La liberté d’af­fec­ta­tion comptable n’était cependant pas absolue. Certains biens, in­dis­pen­sables à l’activité de l’en­tre­prise, devaient obli­ga­toi­re­ment être inscrits à l’actif pro­fes­sion­nel. Il s’agit notamment :

  • Des stocks, in­dis­pen­sables à l’ex­ploi­ta­tion com­mer­ciale ou ar­ti­sa­nale
  • Du droit au bail, si l’en­tre­pre­neur loue un local pour son activité
  • De la clientèle, qui constitue un élément clé du fonds de commerce

En dehors de ces éléments stric­te­ment né­ces­saires, l’en­tre­pre­neur pouvait choisir d’inscrire ou non d’autres biens à son pa­tri­moine pro­fes­sion­nel.

Liberté d’af­fec­ta­tion comptable : règles fiscales ap­pli­cables à partir du 1er janvier 2012

La loi de finances rec­ti­fi­ca­tive pour 2010 a mis fin à la théorie du bilan. Depuis le 1er janvier 2011, l’article 38 quinquies de l’annexe III du CGI impose un régime fiscal basé sur l’usage réel des biens dans l’activité pro­fes­sion­nelle, et non plus sur leur simple ins­crip­tion comptable.

Cela signifie qu’un bien peut être inscrit à l’actif pro­fes­sion­nel en comp­ta­bi­lité, mais ne pas être reconnu comme tel sur le plan fiscal s’il n’est pas réel­le­ment utilisé pour l’activité :

  • Les biens réel­le­ment utilisés pour l’ex­ploi­ta­tion restent soumis à la fiscalité des en­tre­prises (charges dé­duc­tibles, amor­tis­se­ments, plus-values pro­fes­sion­nelles)
  • Les biens non affectés à l’activité pro­fes­sion­nelle sont exclus du résultat imposable de l’en­tre­prise, même s’ils sont inscrits à l’actif pro­fes­sion­nel sur le plan comptable

Quelles sont les con­sé­quences fiscales pour l’en­tre­pre­neur in­di­vi­duel ?

Depuis la réforme fiscale de 2011, l’en­tre­pre­neur in­di­vi­duel ne peut plus sim­ple­ment inscrire un bien à l’actif pro­fes­sion­nel pour bé­né­fi­cier d’un régime fiscal favorable. Désormais, seules les charges des biens réel­le­ment utilisés pour l’ex­ploi­ta­tion (ex. local pro­fes­sion­nel, machines, véhicules dédiés à l’activité) sont dé­duc­tibles du bénéfice imposable. Un bien inscrit à l’actif mais utilisé à des fins privées n’ouvre plus droit à cette déduction.

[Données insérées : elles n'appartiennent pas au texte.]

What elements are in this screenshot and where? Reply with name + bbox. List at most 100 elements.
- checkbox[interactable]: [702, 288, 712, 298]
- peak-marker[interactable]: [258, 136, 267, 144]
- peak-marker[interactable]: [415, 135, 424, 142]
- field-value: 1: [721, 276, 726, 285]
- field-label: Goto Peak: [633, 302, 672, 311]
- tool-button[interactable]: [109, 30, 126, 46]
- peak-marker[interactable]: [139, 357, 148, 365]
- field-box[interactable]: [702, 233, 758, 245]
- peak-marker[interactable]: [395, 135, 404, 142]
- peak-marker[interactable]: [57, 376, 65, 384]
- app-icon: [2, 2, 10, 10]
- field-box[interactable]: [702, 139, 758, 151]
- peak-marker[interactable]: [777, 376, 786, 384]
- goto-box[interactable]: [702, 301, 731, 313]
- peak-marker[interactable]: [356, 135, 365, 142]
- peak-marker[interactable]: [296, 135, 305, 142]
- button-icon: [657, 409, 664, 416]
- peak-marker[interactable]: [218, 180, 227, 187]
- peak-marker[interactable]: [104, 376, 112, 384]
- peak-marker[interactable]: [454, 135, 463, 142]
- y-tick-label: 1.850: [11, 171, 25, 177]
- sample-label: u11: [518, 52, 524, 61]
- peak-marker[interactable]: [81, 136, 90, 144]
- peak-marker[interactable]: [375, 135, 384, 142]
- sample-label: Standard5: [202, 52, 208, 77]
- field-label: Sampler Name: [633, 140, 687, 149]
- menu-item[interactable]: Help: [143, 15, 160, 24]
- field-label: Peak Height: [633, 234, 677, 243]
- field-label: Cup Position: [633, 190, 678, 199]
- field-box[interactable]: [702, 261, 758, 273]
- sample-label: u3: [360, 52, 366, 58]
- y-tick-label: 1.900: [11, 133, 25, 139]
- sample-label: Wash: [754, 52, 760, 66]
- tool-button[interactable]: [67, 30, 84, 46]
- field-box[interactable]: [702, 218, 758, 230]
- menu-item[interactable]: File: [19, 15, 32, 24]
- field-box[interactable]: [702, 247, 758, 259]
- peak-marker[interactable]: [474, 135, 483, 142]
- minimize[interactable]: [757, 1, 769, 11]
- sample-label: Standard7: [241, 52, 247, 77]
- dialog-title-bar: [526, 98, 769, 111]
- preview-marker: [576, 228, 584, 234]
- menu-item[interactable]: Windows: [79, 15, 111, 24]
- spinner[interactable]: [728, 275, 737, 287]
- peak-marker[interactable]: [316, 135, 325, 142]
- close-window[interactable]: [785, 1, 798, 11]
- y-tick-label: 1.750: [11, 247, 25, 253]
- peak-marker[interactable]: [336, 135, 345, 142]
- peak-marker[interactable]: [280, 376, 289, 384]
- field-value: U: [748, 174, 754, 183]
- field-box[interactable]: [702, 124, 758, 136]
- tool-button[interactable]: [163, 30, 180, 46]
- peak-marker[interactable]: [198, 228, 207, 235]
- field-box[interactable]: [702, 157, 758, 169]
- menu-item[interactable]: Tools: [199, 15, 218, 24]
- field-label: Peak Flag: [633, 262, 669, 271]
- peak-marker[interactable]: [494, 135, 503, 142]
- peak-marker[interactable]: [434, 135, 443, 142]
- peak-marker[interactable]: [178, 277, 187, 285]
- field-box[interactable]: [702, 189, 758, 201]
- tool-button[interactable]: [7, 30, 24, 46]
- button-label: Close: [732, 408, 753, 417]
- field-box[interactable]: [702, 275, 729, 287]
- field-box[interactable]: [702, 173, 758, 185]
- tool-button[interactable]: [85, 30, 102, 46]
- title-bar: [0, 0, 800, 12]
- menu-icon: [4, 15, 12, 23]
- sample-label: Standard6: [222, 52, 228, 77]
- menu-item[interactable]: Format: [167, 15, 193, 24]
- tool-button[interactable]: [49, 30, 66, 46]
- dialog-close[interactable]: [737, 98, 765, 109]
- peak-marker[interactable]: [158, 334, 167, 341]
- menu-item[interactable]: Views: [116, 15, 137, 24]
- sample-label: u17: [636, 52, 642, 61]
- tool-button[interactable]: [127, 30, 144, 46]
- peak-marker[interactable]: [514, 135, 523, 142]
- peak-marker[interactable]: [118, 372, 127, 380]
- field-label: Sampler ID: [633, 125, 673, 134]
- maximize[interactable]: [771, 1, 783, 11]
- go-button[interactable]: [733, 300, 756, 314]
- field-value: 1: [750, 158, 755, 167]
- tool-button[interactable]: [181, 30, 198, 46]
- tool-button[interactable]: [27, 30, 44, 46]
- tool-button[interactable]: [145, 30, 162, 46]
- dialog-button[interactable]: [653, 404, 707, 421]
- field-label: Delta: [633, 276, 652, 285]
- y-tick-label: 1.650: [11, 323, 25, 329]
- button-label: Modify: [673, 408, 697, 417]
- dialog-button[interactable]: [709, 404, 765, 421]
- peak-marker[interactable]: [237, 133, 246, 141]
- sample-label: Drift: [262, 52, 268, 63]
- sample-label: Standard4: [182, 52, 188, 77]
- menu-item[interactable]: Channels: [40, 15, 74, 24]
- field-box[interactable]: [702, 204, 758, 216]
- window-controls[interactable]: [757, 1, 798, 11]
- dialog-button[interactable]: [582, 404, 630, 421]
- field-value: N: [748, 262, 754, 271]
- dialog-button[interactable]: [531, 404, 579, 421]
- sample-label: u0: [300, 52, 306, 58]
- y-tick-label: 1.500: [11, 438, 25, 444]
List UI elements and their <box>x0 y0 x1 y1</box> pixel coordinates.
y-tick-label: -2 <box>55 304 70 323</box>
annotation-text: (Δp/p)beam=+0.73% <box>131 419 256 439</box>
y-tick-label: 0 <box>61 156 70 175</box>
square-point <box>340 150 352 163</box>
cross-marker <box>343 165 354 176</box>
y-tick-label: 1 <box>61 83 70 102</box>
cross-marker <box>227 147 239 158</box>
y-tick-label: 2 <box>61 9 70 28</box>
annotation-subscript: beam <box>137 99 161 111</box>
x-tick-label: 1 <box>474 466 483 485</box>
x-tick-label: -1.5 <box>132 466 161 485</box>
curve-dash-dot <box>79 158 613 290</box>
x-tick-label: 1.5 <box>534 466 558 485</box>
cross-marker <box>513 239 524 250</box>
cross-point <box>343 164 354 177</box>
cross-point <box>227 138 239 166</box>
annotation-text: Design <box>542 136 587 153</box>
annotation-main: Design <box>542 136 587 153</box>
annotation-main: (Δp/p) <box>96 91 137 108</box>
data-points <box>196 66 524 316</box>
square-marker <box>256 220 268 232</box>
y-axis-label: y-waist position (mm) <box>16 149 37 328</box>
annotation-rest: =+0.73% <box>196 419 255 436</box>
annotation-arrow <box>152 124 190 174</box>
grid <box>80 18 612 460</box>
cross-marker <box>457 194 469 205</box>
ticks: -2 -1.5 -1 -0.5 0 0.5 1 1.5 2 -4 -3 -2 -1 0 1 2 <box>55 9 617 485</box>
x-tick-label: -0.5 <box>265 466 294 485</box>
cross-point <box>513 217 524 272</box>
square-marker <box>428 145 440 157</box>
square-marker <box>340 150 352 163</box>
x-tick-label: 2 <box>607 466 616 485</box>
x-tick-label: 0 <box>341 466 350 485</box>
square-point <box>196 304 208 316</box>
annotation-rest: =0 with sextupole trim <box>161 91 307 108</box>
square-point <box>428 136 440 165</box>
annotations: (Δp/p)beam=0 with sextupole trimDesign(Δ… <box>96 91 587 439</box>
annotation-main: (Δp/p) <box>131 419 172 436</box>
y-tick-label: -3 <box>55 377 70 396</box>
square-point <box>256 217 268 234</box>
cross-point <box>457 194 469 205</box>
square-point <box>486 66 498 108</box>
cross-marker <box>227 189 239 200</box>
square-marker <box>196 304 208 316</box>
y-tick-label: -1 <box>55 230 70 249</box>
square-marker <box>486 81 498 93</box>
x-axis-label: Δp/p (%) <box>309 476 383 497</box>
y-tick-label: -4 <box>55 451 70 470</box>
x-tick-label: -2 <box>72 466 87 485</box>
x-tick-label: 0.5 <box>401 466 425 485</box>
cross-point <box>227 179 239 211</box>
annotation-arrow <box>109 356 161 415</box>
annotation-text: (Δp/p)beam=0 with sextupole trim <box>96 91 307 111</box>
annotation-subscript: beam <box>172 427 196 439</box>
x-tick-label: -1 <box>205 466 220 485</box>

Exemple : un véhicule inscrit à l’actif mais utilisé ma­jo­ri­tai­re­ment à des fins per­son­nelles ne permet plus de déduire l’ensemble des frais liés à son usage.

De même, le trai­te­ment des plus-values a été restreint : au­pa­ra­vant, toute cession d’un bien inscrit à l’actif pro­fes­sion­nel relevait du régime des plus-values pro­fes­sion­nelles, souvent plus favorable. Aujourd’hui, seules les cessions de biens in­dis­pen­sables à l’activité bé­né­fi­cient de ce régime, tandis que les autres sont soumises au régime des plus-values privées, gé­né­ra­le­ment moins avan­ta­geux.

Exemple : la vente d’un ap­par­te­ment inscrit à l’actif pro­fes­sion­nel mais utilisé comme résidence per­son­nelle de l’en­tre­pre­neur relève do­ré­na­vant du régime des plus-values privées, et non plus du régime des plus-values pro­fes­sion­nelles.

Enfin, l’en­tre­pre­neur doit justifier l’usage pro­fes­sion­nel d’un bien pour bé­né­fi­cier des avantages fiscaux associés (ex. factures, contrats d’ex­ploi­ta­tion), réduisant ainsi les pos­si­bi­li­tés d’op­ti­mi­sa­tion fiscale par simple ins­crip­tion comptable.